Op 1 juni 2003 heeft eiseres bezwaar gemaakt tegen de (tweede) voorlopige aanslag IB/PVV 2001 die aan haar is opgelegd.
Bij de aanslagregeling IB/PVV over 2001 heeft verweerder de door eiseres geclaimde arbeidskorting gecorrigeerd. Dit omdat voormelde looninkomsten inkomsten uit vroegere dienstbetrekking zijn. Voor het overige is de aanslag IB/PVV 2001, met dagtekening 15 juli 2003, overeenkomstig de ingediende aangifte opgelegd.
Eiseres heeft op 5 augustus 2003 bezwaar aangetekend tegen de opgelegde aanslag IB/PVV 2001. In bezwaar heeft ze aangevoerd dat er bij de aanslag ten onrechte geen rekening is gehouden met de rente van schulden voor een bedrag van € 15.000. Dit bedrag zou betrekking hebben op (rente van) leningen welke door eiseres aan een destijds beginnende onderneming ter beschikking zijn gesteld.
Bij brief van 3 maart 2005 heeft verweerder eiseres verzocht aanvullende informatie te verstrekken over de geclaimde renteaftrek. Eiseres heeft bij brief van 14 maart 2005 verweerder verzocht om de termijn voor het indienen van bescheiden te verlengen tot 15 april 2005. Verweerder heeft op 30 mei 2005 het bezwaarschrift niet-ontvankelijk verklaard wegens termijnoverschrijding. Verweerder heeft het bezwaarschrift tevens inhoudelijk bekeken. Dit heeft niet geleid tot een ambtshalve herziening van de aanslag IB/PVV 2001.
3. Geschil
In geschil is het antwoord op de vraag of:
1- eiseres ten onrechte niet-ontvankelijk is verklaard in haar bezwaar;
2- de uitspraak op bezwaar moet worden vernietigd omdat het niet berust op een deugdelijke motivering;
3- eiseres recht heeft op een renteaftrek.
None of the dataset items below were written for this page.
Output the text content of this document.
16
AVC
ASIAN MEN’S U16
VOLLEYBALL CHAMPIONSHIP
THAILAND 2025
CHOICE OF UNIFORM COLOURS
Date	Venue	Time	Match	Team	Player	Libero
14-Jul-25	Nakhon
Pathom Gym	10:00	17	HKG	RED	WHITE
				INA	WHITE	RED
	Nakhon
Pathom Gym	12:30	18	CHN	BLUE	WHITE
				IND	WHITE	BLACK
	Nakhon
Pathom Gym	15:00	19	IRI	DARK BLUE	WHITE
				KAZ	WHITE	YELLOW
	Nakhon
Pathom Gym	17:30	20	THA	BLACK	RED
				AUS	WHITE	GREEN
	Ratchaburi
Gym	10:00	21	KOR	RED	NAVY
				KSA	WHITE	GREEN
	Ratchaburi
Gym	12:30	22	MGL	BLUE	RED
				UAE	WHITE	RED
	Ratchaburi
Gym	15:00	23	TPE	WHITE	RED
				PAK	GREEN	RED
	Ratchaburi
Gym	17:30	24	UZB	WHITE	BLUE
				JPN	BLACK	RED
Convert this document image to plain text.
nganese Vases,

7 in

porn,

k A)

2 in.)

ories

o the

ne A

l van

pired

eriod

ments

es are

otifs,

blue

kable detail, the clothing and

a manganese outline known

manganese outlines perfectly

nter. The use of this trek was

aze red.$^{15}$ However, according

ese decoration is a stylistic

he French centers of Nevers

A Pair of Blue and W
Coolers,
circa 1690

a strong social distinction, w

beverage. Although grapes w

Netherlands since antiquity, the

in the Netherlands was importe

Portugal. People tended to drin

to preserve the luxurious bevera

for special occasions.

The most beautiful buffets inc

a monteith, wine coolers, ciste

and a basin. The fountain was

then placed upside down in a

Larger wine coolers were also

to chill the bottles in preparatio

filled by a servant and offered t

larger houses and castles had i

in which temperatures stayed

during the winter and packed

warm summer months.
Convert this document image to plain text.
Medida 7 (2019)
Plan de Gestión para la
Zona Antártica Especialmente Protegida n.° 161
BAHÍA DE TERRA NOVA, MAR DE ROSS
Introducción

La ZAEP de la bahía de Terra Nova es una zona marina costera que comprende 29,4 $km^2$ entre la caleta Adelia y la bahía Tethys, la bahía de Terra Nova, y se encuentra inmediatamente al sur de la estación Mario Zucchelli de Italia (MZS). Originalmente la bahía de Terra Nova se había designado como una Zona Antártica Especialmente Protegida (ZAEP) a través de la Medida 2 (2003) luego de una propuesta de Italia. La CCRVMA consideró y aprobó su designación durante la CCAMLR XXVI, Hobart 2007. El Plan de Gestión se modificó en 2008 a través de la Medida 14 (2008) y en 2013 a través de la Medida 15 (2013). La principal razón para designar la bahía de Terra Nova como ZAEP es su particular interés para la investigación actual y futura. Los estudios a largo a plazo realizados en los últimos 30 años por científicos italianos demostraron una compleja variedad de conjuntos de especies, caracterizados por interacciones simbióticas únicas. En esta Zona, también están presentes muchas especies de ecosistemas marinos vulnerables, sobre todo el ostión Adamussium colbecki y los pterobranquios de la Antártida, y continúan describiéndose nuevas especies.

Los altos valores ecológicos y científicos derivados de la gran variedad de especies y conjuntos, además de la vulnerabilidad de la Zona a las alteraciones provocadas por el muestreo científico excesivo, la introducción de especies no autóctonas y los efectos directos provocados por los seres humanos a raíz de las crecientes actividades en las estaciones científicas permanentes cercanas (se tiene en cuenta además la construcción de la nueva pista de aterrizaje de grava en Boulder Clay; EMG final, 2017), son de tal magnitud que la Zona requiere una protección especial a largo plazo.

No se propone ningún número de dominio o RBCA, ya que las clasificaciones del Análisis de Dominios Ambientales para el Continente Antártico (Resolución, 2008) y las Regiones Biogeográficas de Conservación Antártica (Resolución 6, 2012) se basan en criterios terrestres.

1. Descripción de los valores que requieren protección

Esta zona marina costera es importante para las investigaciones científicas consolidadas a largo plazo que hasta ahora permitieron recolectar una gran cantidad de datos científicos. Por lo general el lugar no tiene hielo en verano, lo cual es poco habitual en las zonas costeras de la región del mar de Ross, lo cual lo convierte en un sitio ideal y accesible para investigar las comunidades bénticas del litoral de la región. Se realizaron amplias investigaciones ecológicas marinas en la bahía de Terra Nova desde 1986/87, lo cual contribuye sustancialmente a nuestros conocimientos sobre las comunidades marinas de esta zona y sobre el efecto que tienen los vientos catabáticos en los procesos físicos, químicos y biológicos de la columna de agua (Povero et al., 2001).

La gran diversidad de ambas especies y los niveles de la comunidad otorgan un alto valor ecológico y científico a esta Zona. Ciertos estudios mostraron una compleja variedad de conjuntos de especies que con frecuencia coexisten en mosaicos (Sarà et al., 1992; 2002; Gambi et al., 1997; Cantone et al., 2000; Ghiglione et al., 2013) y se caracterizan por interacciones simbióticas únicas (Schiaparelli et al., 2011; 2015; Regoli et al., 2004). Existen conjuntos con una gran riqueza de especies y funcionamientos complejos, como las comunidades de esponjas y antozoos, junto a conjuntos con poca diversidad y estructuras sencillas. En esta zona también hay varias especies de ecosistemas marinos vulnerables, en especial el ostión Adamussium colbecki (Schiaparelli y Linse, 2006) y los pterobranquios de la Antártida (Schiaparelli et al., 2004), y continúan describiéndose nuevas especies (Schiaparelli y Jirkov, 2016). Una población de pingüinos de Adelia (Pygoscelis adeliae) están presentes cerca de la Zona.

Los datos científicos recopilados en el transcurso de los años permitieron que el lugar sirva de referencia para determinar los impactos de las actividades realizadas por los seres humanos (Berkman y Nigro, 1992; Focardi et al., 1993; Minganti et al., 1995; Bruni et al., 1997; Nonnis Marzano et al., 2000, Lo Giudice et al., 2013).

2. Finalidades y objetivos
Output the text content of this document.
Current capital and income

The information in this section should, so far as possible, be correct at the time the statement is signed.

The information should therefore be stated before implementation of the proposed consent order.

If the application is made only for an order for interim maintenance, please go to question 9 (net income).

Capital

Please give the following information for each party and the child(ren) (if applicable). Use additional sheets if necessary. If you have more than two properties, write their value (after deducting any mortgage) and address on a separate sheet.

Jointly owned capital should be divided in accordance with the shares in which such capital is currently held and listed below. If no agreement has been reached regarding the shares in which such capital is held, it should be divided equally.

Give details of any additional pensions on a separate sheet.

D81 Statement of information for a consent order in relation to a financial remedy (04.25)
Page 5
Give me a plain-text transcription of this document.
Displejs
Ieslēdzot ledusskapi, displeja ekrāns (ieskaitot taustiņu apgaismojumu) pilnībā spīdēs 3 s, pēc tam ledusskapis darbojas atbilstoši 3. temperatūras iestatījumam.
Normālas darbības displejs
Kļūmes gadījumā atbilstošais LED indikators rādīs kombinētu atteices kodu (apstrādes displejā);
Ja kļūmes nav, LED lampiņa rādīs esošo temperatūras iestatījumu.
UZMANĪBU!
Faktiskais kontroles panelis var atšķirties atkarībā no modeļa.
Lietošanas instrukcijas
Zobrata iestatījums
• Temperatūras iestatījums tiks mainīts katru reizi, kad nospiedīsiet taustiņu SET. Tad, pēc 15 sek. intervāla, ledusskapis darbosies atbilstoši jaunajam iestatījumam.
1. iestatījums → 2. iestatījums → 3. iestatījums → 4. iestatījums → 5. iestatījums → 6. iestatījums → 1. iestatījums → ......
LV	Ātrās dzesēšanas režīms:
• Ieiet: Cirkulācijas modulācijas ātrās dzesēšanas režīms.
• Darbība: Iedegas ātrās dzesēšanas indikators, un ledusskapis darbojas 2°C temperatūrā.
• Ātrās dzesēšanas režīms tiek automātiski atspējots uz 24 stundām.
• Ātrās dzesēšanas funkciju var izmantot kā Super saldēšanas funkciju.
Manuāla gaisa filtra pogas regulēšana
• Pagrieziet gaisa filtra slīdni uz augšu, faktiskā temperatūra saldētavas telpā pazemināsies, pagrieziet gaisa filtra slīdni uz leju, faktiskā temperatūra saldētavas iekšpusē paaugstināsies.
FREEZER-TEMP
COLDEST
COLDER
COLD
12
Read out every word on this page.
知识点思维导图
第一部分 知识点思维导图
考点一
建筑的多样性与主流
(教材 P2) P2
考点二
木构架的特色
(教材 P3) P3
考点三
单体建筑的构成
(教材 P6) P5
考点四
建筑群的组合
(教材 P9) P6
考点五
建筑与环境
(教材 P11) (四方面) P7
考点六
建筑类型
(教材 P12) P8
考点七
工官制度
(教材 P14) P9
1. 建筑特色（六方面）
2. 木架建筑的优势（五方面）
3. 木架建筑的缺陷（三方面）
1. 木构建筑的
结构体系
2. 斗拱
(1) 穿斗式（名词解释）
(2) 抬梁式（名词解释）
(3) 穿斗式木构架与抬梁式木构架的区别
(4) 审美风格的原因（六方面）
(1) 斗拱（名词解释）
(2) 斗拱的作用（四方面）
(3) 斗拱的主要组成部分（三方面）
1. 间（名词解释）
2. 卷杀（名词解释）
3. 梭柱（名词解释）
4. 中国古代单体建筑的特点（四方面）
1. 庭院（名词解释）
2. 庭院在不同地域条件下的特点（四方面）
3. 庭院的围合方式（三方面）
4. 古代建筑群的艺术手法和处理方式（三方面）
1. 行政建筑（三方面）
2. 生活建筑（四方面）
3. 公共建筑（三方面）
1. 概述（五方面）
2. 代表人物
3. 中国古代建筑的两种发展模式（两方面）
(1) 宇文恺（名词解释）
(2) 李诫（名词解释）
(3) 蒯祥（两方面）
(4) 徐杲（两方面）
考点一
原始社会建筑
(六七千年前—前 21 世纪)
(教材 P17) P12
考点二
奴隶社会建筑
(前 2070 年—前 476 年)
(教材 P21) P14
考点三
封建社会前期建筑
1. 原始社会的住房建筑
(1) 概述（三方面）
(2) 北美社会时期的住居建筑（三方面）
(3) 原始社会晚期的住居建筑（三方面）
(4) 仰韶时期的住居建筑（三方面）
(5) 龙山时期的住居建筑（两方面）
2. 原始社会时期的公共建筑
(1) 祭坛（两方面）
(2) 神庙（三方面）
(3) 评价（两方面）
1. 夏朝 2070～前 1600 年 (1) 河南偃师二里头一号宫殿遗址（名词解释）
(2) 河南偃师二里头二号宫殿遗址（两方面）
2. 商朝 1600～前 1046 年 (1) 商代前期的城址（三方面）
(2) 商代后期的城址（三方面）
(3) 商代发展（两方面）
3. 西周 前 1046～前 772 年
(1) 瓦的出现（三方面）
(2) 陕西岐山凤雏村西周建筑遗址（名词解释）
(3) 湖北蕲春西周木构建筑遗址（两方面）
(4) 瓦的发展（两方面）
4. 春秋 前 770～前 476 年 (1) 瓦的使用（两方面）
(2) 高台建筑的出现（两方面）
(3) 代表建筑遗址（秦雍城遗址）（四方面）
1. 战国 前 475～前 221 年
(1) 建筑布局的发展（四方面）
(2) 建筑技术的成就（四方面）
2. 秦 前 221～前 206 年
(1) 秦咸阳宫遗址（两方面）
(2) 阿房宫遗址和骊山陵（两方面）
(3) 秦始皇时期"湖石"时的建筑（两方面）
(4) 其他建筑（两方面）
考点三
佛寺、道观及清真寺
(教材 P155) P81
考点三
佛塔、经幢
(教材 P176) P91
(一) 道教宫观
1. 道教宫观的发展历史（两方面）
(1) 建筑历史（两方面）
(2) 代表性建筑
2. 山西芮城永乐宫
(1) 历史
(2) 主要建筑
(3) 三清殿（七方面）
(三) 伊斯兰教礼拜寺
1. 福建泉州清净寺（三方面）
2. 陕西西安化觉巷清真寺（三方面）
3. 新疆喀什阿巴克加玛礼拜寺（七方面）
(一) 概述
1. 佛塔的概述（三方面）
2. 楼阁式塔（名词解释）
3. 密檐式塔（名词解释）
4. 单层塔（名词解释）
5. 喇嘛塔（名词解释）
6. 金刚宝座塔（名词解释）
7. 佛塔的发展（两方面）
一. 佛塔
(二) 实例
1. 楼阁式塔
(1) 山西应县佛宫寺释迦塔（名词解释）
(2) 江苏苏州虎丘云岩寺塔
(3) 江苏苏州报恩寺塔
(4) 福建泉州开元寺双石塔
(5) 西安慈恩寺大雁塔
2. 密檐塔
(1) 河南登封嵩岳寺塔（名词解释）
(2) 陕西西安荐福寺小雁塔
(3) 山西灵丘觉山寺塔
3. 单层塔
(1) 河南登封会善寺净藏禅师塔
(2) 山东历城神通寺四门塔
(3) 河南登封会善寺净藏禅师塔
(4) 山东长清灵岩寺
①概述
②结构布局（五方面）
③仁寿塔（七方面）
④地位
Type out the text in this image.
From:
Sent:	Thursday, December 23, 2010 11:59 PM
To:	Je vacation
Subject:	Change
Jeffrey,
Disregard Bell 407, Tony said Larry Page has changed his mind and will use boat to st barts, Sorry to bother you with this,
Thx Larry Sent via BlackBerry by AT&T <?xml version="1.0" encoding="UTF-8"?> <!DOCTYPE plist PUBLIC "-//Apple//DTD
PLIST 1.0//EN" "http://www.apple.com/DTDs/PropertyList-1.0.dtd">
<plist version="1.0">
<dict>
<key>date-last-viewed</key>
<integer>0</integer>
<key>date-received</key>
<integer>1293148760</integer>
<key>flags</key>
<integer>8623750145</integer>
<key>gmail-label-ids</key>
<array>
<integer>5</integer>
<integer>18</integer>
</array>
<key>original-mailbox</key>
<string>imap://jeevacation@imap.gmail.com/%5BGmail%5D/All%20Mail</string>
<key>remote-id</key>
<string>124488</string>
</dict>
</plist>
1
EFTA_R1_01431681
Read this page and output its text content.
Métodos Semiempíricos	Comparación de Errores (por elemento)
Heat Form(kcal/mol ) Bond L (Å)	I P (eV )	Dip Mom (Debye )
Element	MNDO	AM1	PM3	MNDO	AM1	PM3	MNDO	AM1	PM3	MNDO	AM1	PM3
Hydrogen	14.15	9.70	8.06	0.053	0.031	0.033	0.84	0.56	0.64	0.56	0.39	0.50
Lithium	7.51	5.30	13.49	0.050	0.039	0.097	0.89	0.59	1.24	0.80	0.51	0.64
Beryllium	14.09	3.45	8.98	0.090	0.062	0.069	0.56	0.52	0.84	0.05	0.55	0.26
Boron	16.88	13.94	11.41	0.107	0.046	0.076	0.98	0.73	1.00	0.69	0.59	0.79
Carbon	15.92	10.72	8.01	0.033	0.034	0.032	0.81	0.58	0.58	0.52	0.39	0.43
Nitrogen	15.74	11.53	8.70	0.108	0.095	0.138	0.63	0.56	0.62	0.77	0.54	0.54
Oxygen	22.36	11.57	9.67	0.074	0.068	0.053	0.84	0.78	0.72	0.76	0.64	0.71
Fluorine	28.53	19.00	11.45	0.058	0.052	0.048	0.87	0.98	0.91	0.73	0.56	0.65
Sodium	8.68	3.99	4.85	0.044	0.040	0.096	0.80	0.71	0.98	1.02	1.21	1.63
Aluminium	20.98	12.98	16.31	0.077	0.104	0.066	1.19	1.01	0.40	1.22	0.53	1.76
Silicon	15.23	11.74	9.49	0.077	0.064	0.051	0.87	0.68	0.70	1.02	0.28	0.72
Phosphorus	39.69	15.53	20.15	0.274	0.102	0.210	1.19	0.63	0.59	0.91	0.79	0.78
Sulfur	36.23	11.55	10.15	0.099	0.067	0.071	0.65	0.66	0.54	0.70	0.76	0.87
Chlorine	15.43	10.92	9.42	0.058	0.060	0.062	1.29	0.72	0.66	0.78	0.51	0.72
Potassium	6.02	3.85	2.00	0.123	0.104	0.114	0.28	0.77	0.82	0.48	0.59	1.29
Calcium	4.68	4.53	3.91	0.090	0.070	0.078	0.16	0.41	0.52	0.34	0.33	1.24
4. Beoordeling van het geschil
Ontvankelijkheid beroep
Voordat de rechtbank aan de beoordeling van het geschil toekomt, dient zij ambtshalve te onderzoeken of het beroep ontvankelijk is.
Ingevolge artikel 6:7 van de Awb bedraagt de termijn voor het indienen van een beroepschrift zes weken. Deze termijn vangt ingevolge artikel 26c van de Algemene wet inzake rijksbelastingen (AWR) - voor zover hier van belang - aan op de dag na die van dagtekening van de uitspraak van de inspecteur tenzij de dag van dagtekening gelegen is vóór de dag van bekendmaking. Ingevolge artikel 6:9, eerste lid, van de Awb is een beroepschrift tijdig ingediend indien het voor het einde van de termijn is ontvangen.
Ingevolge artikel 6:11 van de Awb blijft bij een na afloop van de termijn ingediend beroepschrift niet-ontvankelijkverklaring achterwege indien redelijkerwijs niet kan worden geoordeeld dat de indiener in verzuim is geweest.
Voordat aan toepassing van artikel 6:11 van de Awb wordt toegekomen, dient eerst beoordeeld te worden of de uitspraak op bezwaar op juiste wijze, zoals bedoeld in de artikelen 3:41 en 3:42 van de Awb, bekend is gemaakt.
Eiseres heeft bij brief van 19 juni 2006 aangegeven dat zij de uitspraak op bezwaar niet heeft ontvangen. Hierdoor was het voor haar niet mogelijk om een tijdig een beroepschrift in te dienen. Op eigen verzoek zou zij een duplicaat van de uitspraak op bezwaar van verweerder hebben ontvangen.
Verweerder heeft in verband hiermee aangevoerd dat door hem niet is vast te stellen of en zo ja op welke datum de uitspraak op bezwaar aan eiseres is verzonden. Tevens is niet vast te stellen op welke datum het duplicaat van de uitspraak op bezwaar aan eiseres is toegezonden. Gelet hierop staat niet vast wanneer de beroepstermijn is aangevangen (vgl. Hoge Raad 20 mei 2005, nr. 40 718, BNB 2006/109).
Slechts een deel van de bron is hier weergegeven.